The short answer is no. I don’t think that anything in these regulations should change the way a sales tax auditor determines whether or not work qualifies as a capital improvement. Those rules, especially in New York, are spelled out in specific detail in Tax Law § 1105(c)(5). And under these rules, the term “capital improvement” is defined as any “addition or alternation” to real property that:

(i) substantially adds to the value of or appreciably prolongs the useful life of the real property;

(ii) becomes part of the real property or is permanently affixed to the real property so that removal would cause damage to the property or article itself; and

(iii) is intended to become a permanent installation. 

Those tests are based largely on concepts from the law of fixtures, which governs when a person (that is, a tenant) surrenders items of property by making them a permanent part of the real property. For sales tax purposes, a contractor completing a capital improvement is not viewed as selling individual items of tangible personal property to its customer along with the labor to install them; rather, the contractor is viewed as selling the end result of its services; that is, new real property, something that falls outside the scope of the sales tax. More on New York’s test can be found in this great article by two of my favorite lawyers.

The IRS also has somewhat of a three-part “improvement” test, but it’s not the same test. The final regulations generally require a taxpayer to capitalize its expenditures to "improve" a pre-existing unit of property. For this purpose, a unit of property is improved if the expenditures result in 1) a betterment to or 2) restoration of the unit of property, or 3) adapt the unit of property to a new or different use. 

To some extent, the IRS rules are broader, meaning that it might be easier for work to qualify as a capital improvement for federal purposes than it would be for state sales tax purposes. But let’s not concern ourselves with such mental exercises. When faced with the question of whether or not something is a repair or a capital expenditure in a sales tax audit, taxpayers and their practitioners need to be focusing on the sales tax rules only. Believe me, it’s hard enough dealing with those rules, since they don't work all that well anyway! So it doesn’t matter that for federal tax purposes under the new regulations a different answer might be had. We still need to turn the focus to the sales tax rules only to make a proper determination as to capital improvement status for sales tax purposes. 

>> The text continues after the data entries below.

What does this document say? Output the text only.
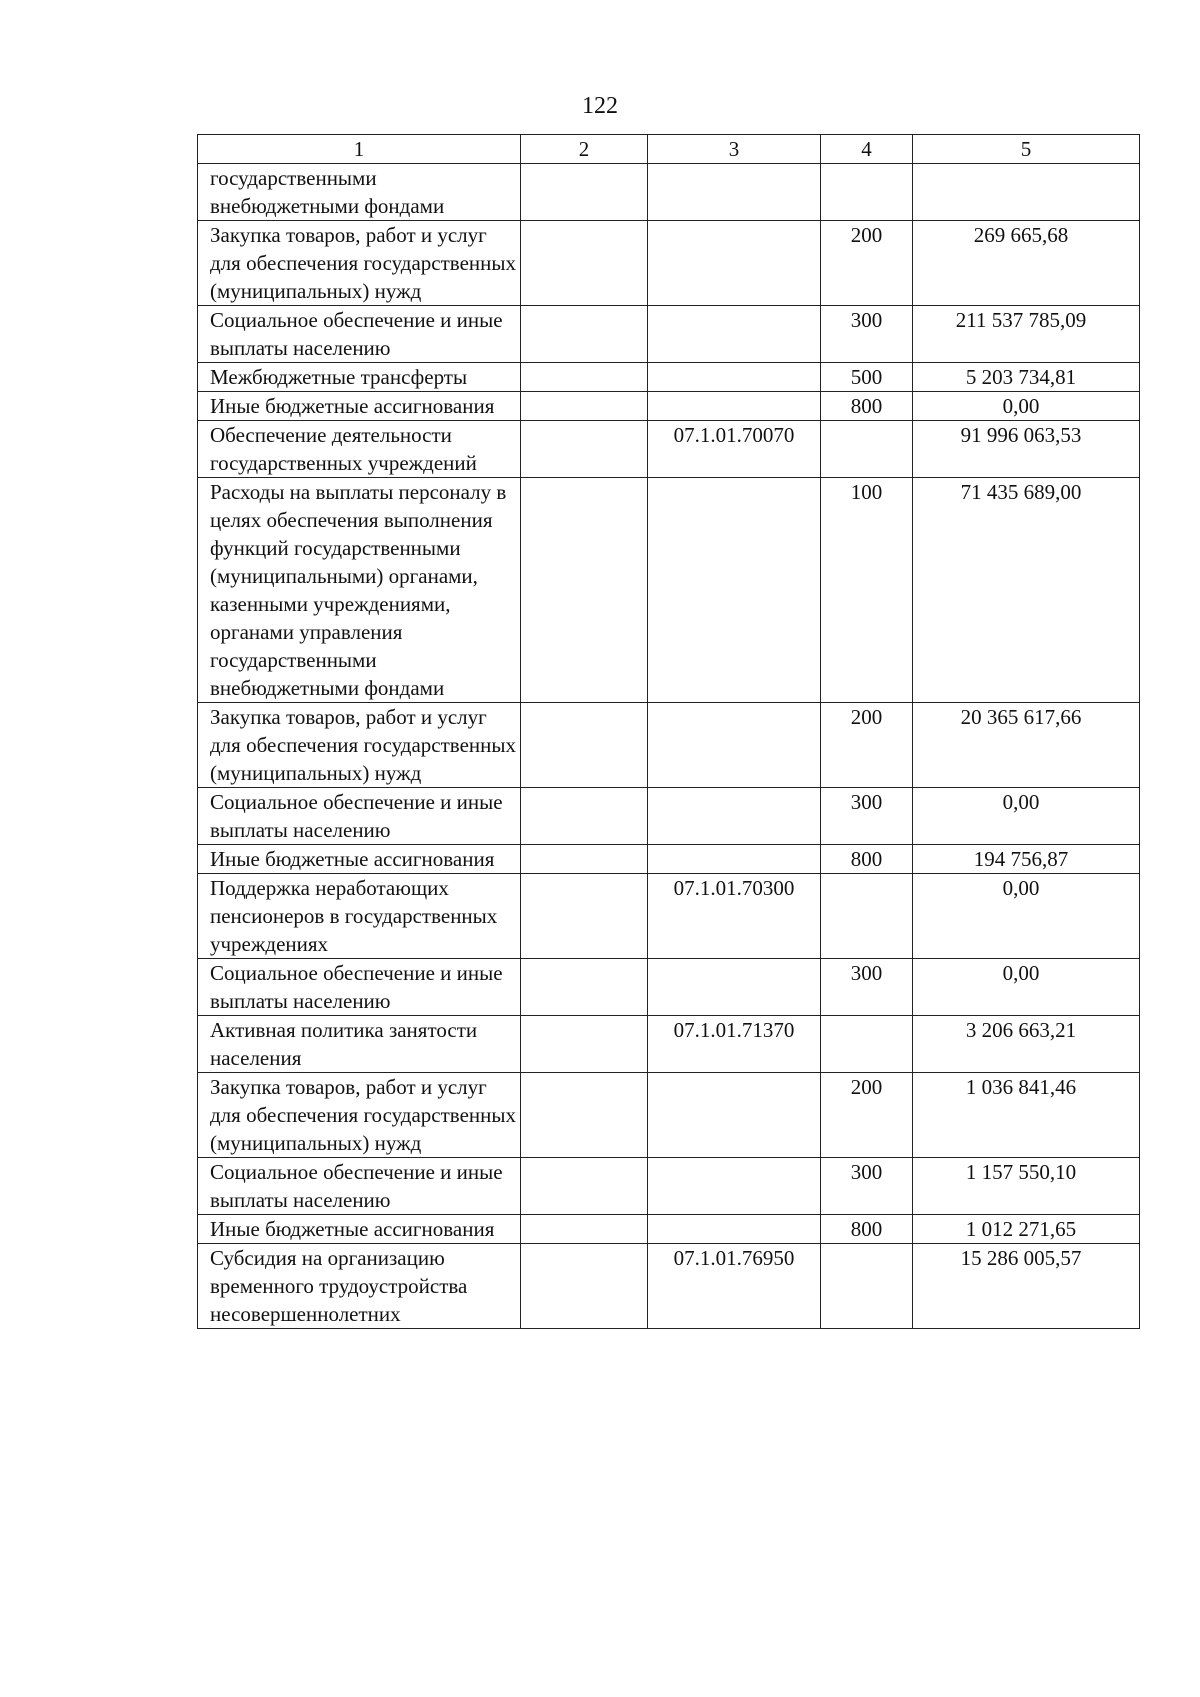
122
1	2	3	4	5
государственными внебюджетными фондами				
Закупка товаров, работ и услуг для обеспечения государственных (муниципальных) нужд			200	269 665,68
Социальное обеспечение и иные выплаты населению			300	211 537 785,09
Межбюджетные трансферты			500	5 203 734,81
Иные бюджетные ассигнования			800	0,00
Обеспечение деятельности государственных учреждений		07.1.01.70070		91 996 063,53
Расходы на выплаты персоналу в целях обеспечения выполнения функций государственными (муниципальными) органами, казенными учреждениями, органами управления государственными внебюджетными фондами			100	71 435 689,00
Закупка товаров, работ и услуг для обеспечения государственных (муниципальных) нужд			200	20 365 617,66
Социальное обеспечение и иные выплаты населению			300	0,00
Иные бюджетные ассигнования			800	194 756,87
Поддержка неработающих пенсионеров в государственных учреждениях		07.1.01.70300		0,00
Социальное обеспечение и иные выплаты населению			300	0,00
Активная политика занятости населения		07.1.01.71370		3 206 663,21
Закупка товаров, работ и услуг для обеспечения государственных (муниципальных) нужд			200	1 036 841,46
Социальное обеспечение и иные выплаты населению			300	1 157 550,10
Иные бюджетные ассигнования			800	1 012 271,65
Субсидия на организацию временного трудоустройства несовершеннолетних		07.1.01.76950		15 286 005,57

Still, however, I certainly can envision confusion on audit since often a sales tax auditor will look to depreciation schedules to determine the distinction between capital assets and expenses. And if a company takes a position for sales tax purposes that a certain project is a capital improvement but is required for federal tax purposes to treat such project as a repair, certainly this will at least require a conversation with a sales tax auditor as to the nuanced distinction between federal and state tax rules. I don’t look forward to such a conversation, and it’s certainly possible that a state sales tax auditor could take a different view if it resulted in more sales tax revenue. But I really think that this is a practical problem, not a legal issue. For substantive legal purposes, when determining whether or not a project qualifies as a capital improvement, we must look to the state and sales tax rules to make that determination.